一時は日程的に扱うのが難しいという判断で先送りされる予定だったが、参院で先議することで一転、今国会で成立することになった。
改正を働きかけた議連の事務局長、矢田稚子参院議員は「今年は婦人参政権75周年。一歩でも前に、という思いだ」と語る。
セクハラ・マタハラ対策、国や地方に義務
改正法では、議員や候補者に対するセクハラやマタハラについて、研修や相談体制の整備を国や自治体に義務付けている。
女性の議員や候補者のハラスメント被害は、女性が議員活動や選挙活動を続けにくい要因の一つになっている。相手が有権者や支持者の場合は、女性側も被害を公表しづらく、多くは泣き寝入りを強いられていた。
また改正法では、政党に対しても、セクハラ・マタハラ対策のほか、女性参画の目標設定、候補者の選定方法の改善や人材育成など、自主的な取り組みを求めている。
政党に数値目標の義務付けは盛り込めず
一方で、女性議員を増やすという点では、依然として実効力に課題も残る。
2018年に制定された同法は、男女の候補者の数ができるかぎり均等になるよう政党に目標設定などの取り組みを求めている。
日本版パリテ法と称されるなど画期的な法律だったが、努力義務にとどまるため、実際には「均等」には遠く、目標設定すらしていない政党もあるなど、実効力の低さが課題だった。

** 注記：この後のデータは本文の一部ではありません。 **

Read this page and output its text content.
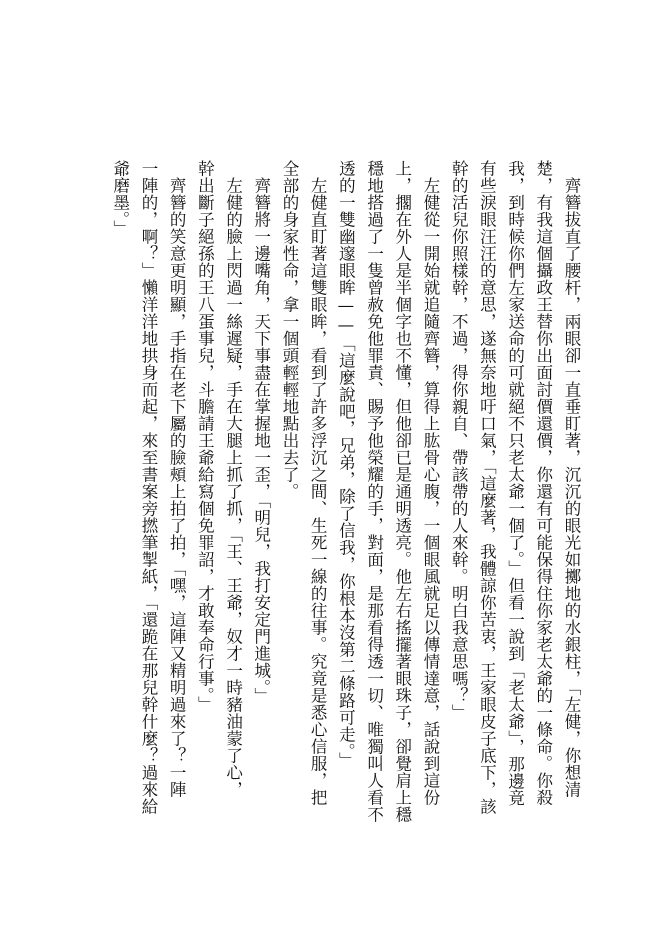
　齊簪拔直了腰杆，兩眼卻一直垂盯著，沉沉的眼光如擲地的水銀柱，「左健，你想清

楚，有我這個攝政王替你出面討價還價，你還有可能保得住你家老太爺的一條命。你殺

我，到時候你們左家送命的可就絕不只老太爺一個了。」但看一說到「老太爺」，那邊竟

有些淚眼汪汪的意思，遂無奈地吁口氣，「這麼著，我體諒你苦衷，王家眼皮子底下，該

幹的活兒你照樣幹，不過，得你親自、帶該帶的人來幹。明白我意思嗎？」

　左健從一開始就追隨齊簪，算得上肱骨心腹，一個眼風就足以傳情達意，話說到這份

上，擱在外人是半個字也不懂，但他卻已是通明透亮。他左右搖擺著眼珠子，卻覺肩上穩

穩地搭過了一隻曾赦免他罪責、賜予他榮耀的手，對面，是那看得透一切、唯獨叫人看不

透的一雙幽邃眼眸——「這麼說吧，兄弟，除了信我，你根本沒第二條路可走。」

　左健直盯著這雙眼眸，看到了許多浮沉之間、生死一線的往事。究竟是悉心信服，把

全部的身家性命，拿一個頭輕輕地點出去了。

　齊簪將一邊嘴角，天下事盡在掌握地一歪，「明兒，我打安定門進城。」

　左健的臉上閃過一絲遲疑，手在大腿上抓了抓，「王、王爺，奴才一時豬油蒙了心，

幹出斷子絕孫的王八蛋事兒，斗膽請王爺給寫個免罪詔，才敢奉命行事。」

　齊簪的笑意更明顯，手指在老下屬的臉頰上拍了拍，「嘿，這陣又精明過來了？一陣

一陣的，啊？」懶洋洋地拱身而起，來至書案旁撚筆掣紙，「還跪在那兒幹什麼？過來給

爺磨墨。」
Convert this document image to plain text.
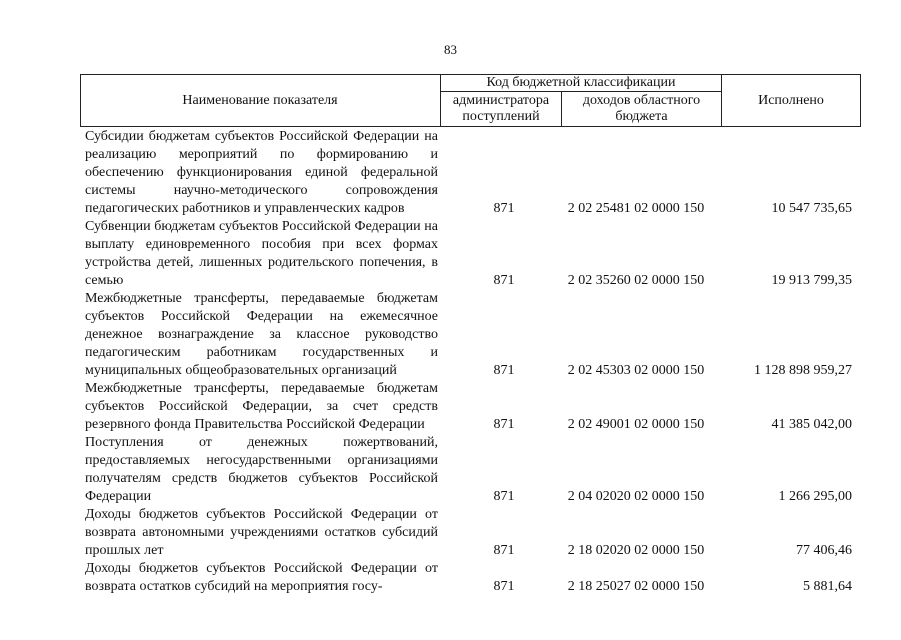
83
Наименование показателя
Код бюджетной классификации
администратора поступлений
доходов областного бюджета
Исполнено
Субсидии бюджетам субъектов Российской Федерации на реализацию мероприятий по формированию и обеспечению функционирования единой федеральной системы научно-методического сопровождения педагогических работников и управленческих кадров	871	2 02 25481 02 0000 150	10 547 735,65
Субвенции бюджетам субъектов Российской Федерации на выплату единовременного пособия при всех формах устройства детей, лишенных родительского попечения, в семью	871	2 02 35260 02 0000 150	19 913 799,35
Межбюджетные трансферты, передаваемые бюджетам субъектов Российской Федерации на ежемесячное денежное вознаграждение за классное руководство педагогическим работникам государственных и муниципальных общеобразовательных организаций	871	2 02 45303 02 0000 150	1 128 898 959,27
Межбюджетные трансферты, передаваемые бюджетам субъектов Российской Федерации, за счет средств резервного фонда Правительства Российской Федерации	871	2 02 49001 02 0000 150	41 385 042,00
Поступления от денежных пожертвований, предоставляемых негосударственными организациями получателям средств бюджетов субъектов Российской Федерации	871	2 04 02020 02 0000 150	1 266 295,00
Доходы бюджетов субъектов Российской Федерации от возврата автономными учреждениями остатков субсидий прошлых лет	871	2 18 02020 02 0000 150	77 406,46
Доходы бюджетов субъектов Российской Федерации от возврата остатков субсидий на мероприятия госу-	871	2 18 25027 02 0000 150	5 881,64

法改正を働きかけていた超党派による議連の中では、改正で各政党に対して候補者数の目標設定を義務付けることなども検討されていたが、今回の法案には盛り込めなかった。
秋までに衆院選を控え、数値目標設定の義務付けに及び腰な政党もあったためという。
ハフポスト日本版が3月に行ったアンケートでは、衆院選で女性候補の擁立目標を「設定している」と答えたのは立憲民主党や国民民主党など4党で、自民党は「目標は設定しない」と回答していた。
最新のジェンダーギャップ指数で、日本は120位。足を引っ張っているのは政治分野だ。
上智大学の三浦まり教授は、「メディアや有権者は、各政党の候補者の男女比にも注目してほしい」と語っている。